Location
- Country: Democratic Republic of the Congo
- Province: Haut-Uélé

Physical characteristics
- • coordinates: 4°20′23″N 29°13′34″E﻿ / ﻿4.3398°N 29.2260°E
- Mouth: Uele River
- • coordinates: 3°44′59″N 28°02′43″E﻿ / ﻿3.7497°N 28.04533°E

= Duru River =

River in Democratic Republic of the Congo

The Duru River is a river of the Haut-Uélé province of the Democratic Republic of the Congo. It is a right tributary of the Uele River.

==Course==

The river rises on the border with South Sudan (the Congo-Nile Divide) in the Réserve de chasse d'Azande and flows southwest to enter the Uele upstream from Niangara.
Duru village is beside the river on the boundary of the Réserve de chasse d'Azande at .
It is on the road leading from Dungu north to Yambio in South Sudan.

==Indigenous people==

The Avaduru, a Bakango group, may take their name from the Duru River.
The Amiengba and Abogoru lived along the Duru or its tributaries.
S. H. F. Capenny wrote that the Abangba were found in the Duru basin.
The Duga-Botungba were living at Ukwa on the Duru in 1953.

==Colonial presence==

Georg August Schweinfurth (1836–1925) camped on 18 April 1870 on the right shore of the Uele, which he called the "Kibali", at a place named "Kassanga".
Léon Lotar (1877–1943) identifies this with the rapids around the mouth of the Duru.

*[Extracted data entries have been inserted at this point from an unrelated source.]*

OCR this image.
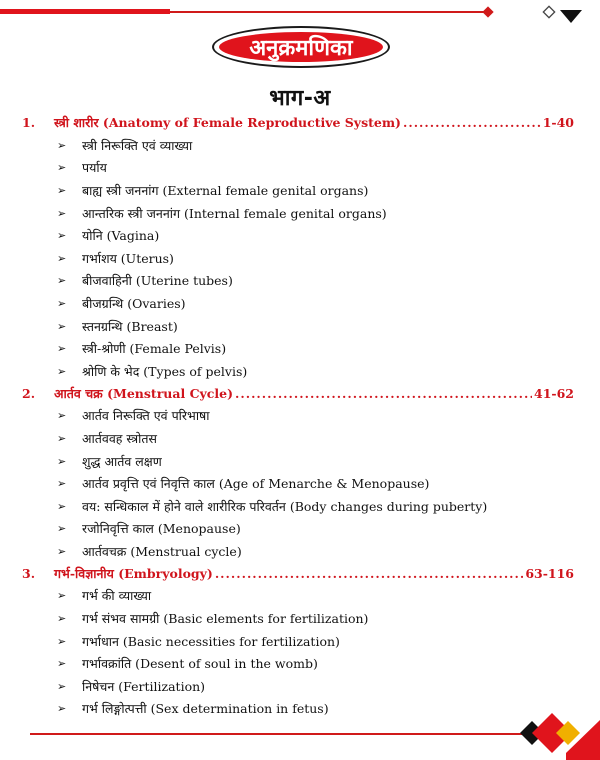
अनुक्रमणिका
भाग-अ
1.	स्त्री शारीर (Anatomy of Female Reproductive System) .....	1-40
➢	स्त्री निरूक्ति एवं व्याख्या
➢	पर्याय
➢	बाह्य स्त्री जननांग (External female genital organs)
➢	आन्तरिक स्त्री जननांग (Internal female genital organs)
➢	योनि (Vagina)
➢	गर्भाशय (Uterus)
➢	बीजवाहिनी (Uterine tubes)
➢	बीजग्रन्थि (Ovaries)
➢	स्तनग्रन्थि (Breast)
➢	स्त्री-श्रोणी (Female Pelvis)
➢	श्रोणि के भेद (Types of pelvis)
2.	आर्तव चक्र (Menstrual Cycle) .....	41-62
➢	आर्तव निरूक्ति एवं परिभाषा
➢	आर्तववह स्त्रोतस
➢	शुद्ध आर्तव लक्षण
➢	आर्तव प्रवृत्ति एवं निवृत्ति काल (Age of Menarche & Menopause)
➢	वय: सन्धिकाल में होने वाले शारीरिक परिवर्तन (Body changes during puberty)
➢	रजोनिवृत्ति काल (Menopause)
➢	आर्तवचक्र (Menstrual cycle)
3.	गर्भ-विज्ञानीय (Embryology) .....	63-116
➢	गर्भ की व्याख्या
➢	गर्भ संभव सामग्री (Basic elements for fertilization)
➢	गर्भाधान (Basic necessities for fertilization)
➢	गर्भावक्रांति (Desent of soul in the womb)
➢	निषेचन (Fertilization)
➢	गर्भ लिङ्गोत्पत्ती (Sex determination in fetus)
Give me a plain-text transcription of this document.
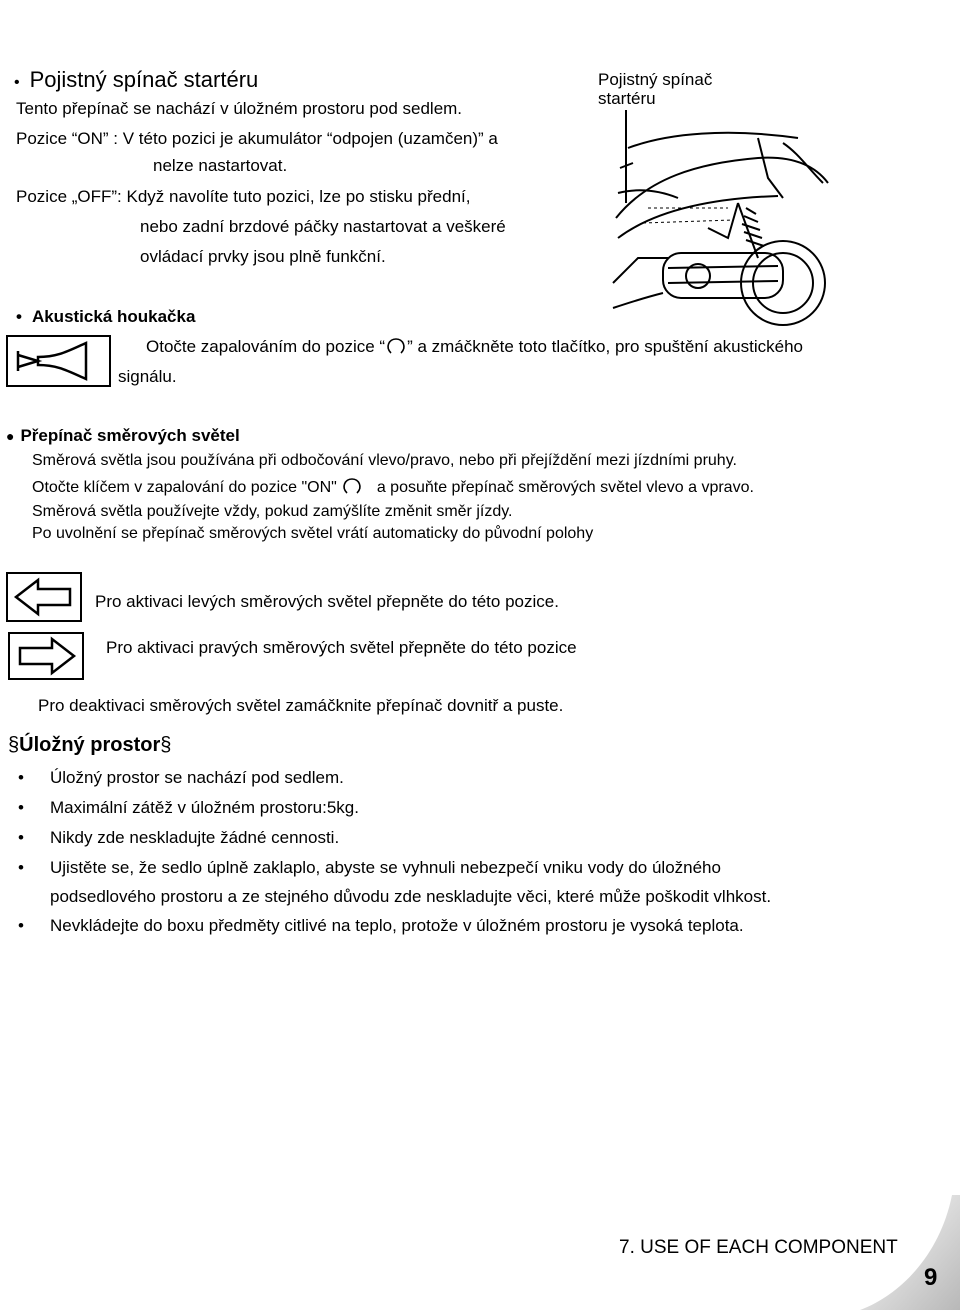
• Pojistný spínač startéru
Tento přepínač se nachází v úložném prostoru pod sedlem.
Pozice “ON” : V této pozici je akumulátor “odpojen (uzamčen)” a
nelze nastartovat.
Pozice „OFF”: Když navolíte tuto pozici, lze po stisku přední,
nebo zadní brzdové páčky nastartovat a veškeré
ovládací prvky jsou plně funkční.
Pojistný spínač
startéru
• Akustická houkačka
Otočte zapalováním do pozice “ ” a zmáčkněte toto tlačítko, pro spuštění akustického
signálu.
● Přepínač směrových světel
Směrová světla jsou používána při odbočování vlevo/pravo, nebo při přejíždění mezi jízdními pruhy.
Otočte klíčem v zapalování do pozice "ON"	a posuňte přepínač směrových světel vlevo a vpravo.
Směrová světla používejte vždy, pokud zamýšlíte změnit směr jízdy.
Po uvolnění se přepínač směrových světel vrátí automaticky do původní polohy
Pro aktivaci levých směrových světel přepněte do této pozice.
Pro aktivaci pravých směrových světel přepněte do této pozice
Pro deaktivaci směrových světel zamáčknite přepínač dovnitř a puste.
§Úložný prostor§
• Úložný prostor se nachází pod sedlem.
• Maximální zátěž v úložném prostoru:5kg.
• Nikdy zde neskladujte žádné cennosti.
• Ujistěte se, že sedlo úplně zaklaplo, abyste se vyhnuli nebezpečí vniku vody do úložného
podsedlového prostoru a ze stejného důvodu zde neskladujte věci, které může poškodit vlhkost.
• Nevkládejte do boxu předměty citlivé na teplo, protože v úložném prostoru je vysoká teplota.
7. USE OF EACH COMPONENT
9
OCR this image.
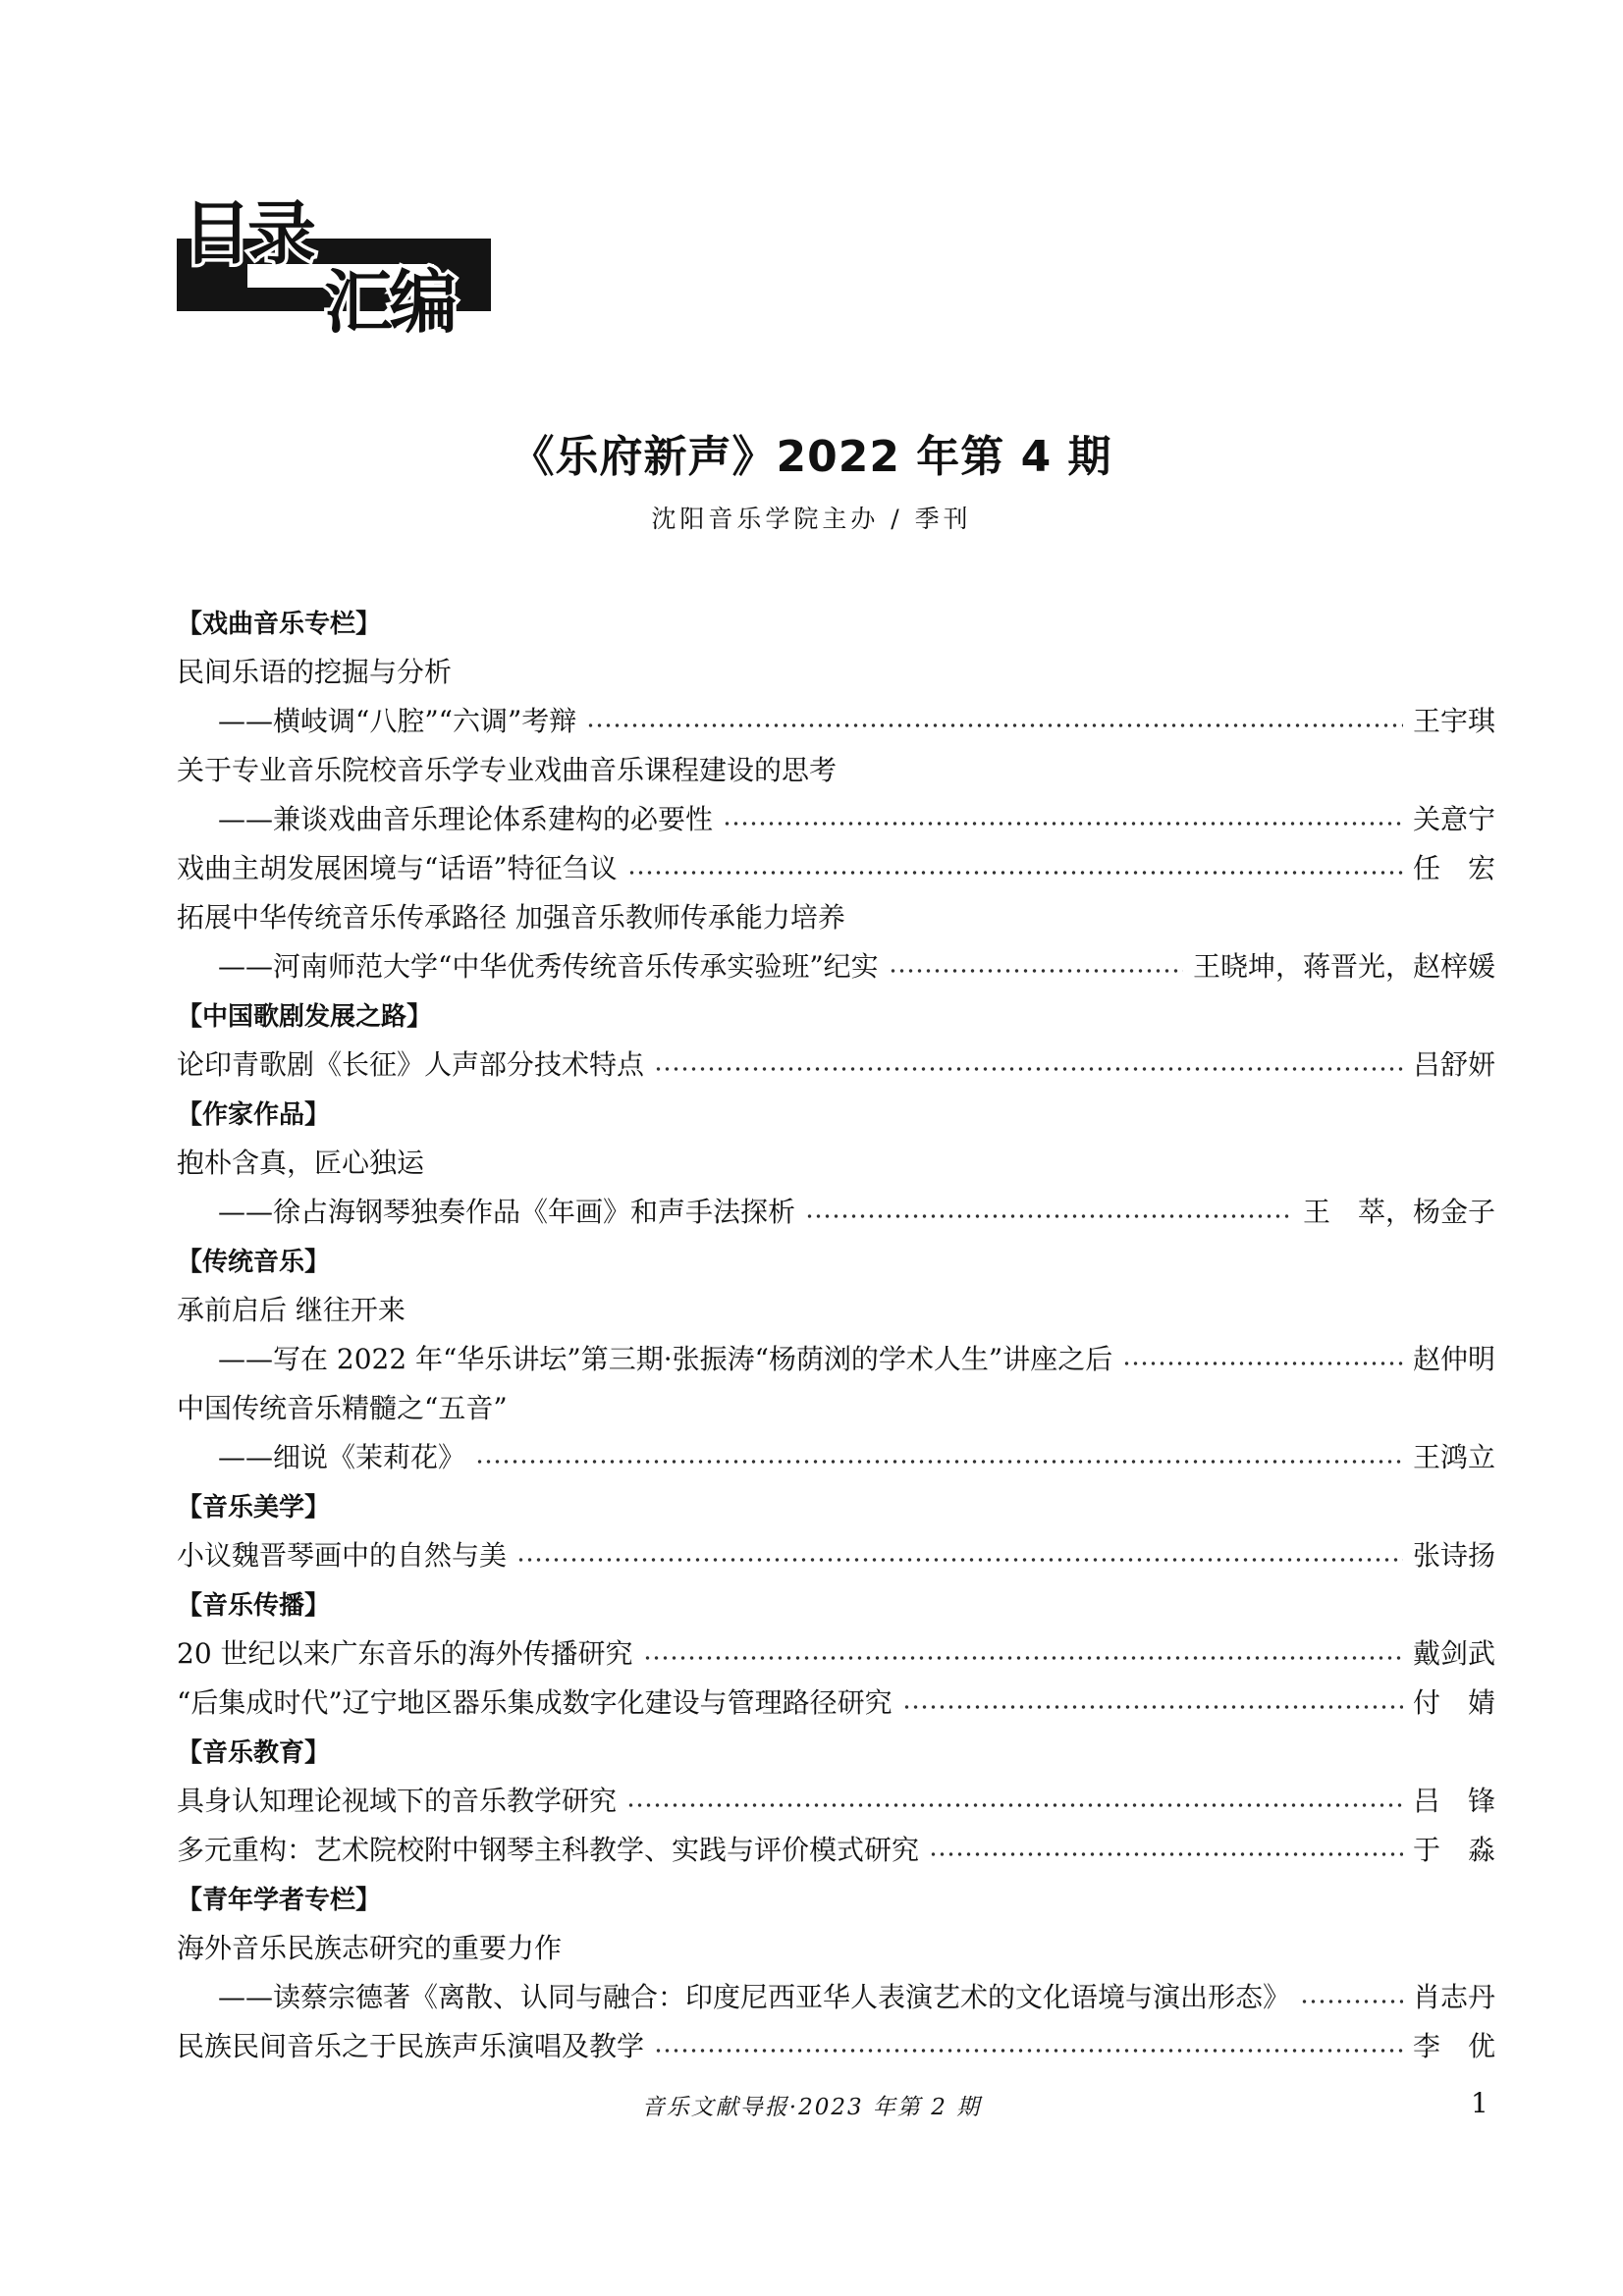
目录
汇编
《乐府新声》2022 年第 4 期
沈阳音乐学院主办 / 季刊
【戏曲音乐专栏】
民间乐语的挖掘与分析
——横岐调“八腔”“六调”考辩	王宇琪
关于专业音乐院校音乐学专业戏曲音乐课程建设的思考
——兼谈戏曲音乐理论体系建构的必要性	关意宁
戏曲主胡发展困境与“话语”特征刍议	任　宏
拓展中华传统音乐传承路径 加强音乐教师传承能力培养
——河南师范大学“中华优秀传统音乐传承实验班”纪实	王晓坤，蒋晋光，赵梓媛
【中国歌剧发展之路】
论印青歌剧《长征》人声部分技术特点	吕舒妍
【作家作品】
抱朴含真，匠心独运
——徐占海钢琴独奏作品《年画》和声手法探析	王　萃，杨金子
【传统音乐】
承前启后 继往开来
——写在 2022 年“华乐讲坛”第三期·张振涛“杨荫浏的学术人生”讲座之后	赵仲明
中国传统音乐精髓之“五音”
——细说《茉莉花》	王鸿立
【音乐美学】
小议魏晋琴画中的自然与美	张诗扬
【音乐传播】
20 世纪以来广东音乐的海外传播研究	戴剑武
“后集成时代”辽宁地区器乐集成数字化建设与管理路径研究	付　婧
【音乐教育】
具身认知理论视域下的音乐教学研究	吕　锋
多元重构：艺术院校附中钢琴主科教学、实践与评价模式研究	于　淼
【青年学者专栏】
海外音乐民族志研究的重要力作
——读蔡宗德著《离散、认同与融合：印度尼西亚华人表演艺术的文化语境与演出形态》	肖志丹
民族民间音乐之于民族声乐演唱及教学	李　优
音乐文献导报·2023 年第 2 期	1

==Lord's Resistance Army==

A joint patrol of soldiers of the Armed Forces of the Democratic Republic of the Congo (FARDC) of the United Nations Mission in the Democratic Republic of Congo (MONUC) was sent to Duru on 6 February 2010.
Civilians armed with machetes blocked the road from Bitima to Duru with tree trunks and threw stones at the patrol, but the situation was quickly defused.
On 10 February 2010 FARDC soldiers attacked a Lord's Resistance Army (LRA) camp near the mouth of the Duru River and released six children.
As part of the "Welcome to Peace" joint operation of FARDC and MONUSCO, on 12 April 2012 the operational post of the MONUSCO Force in Duru village carried out intensive patrols in the riparian areas of the Duru River to arrange the voluntary surrender of elements of the Lord's Resistance Army who had said they would surrender.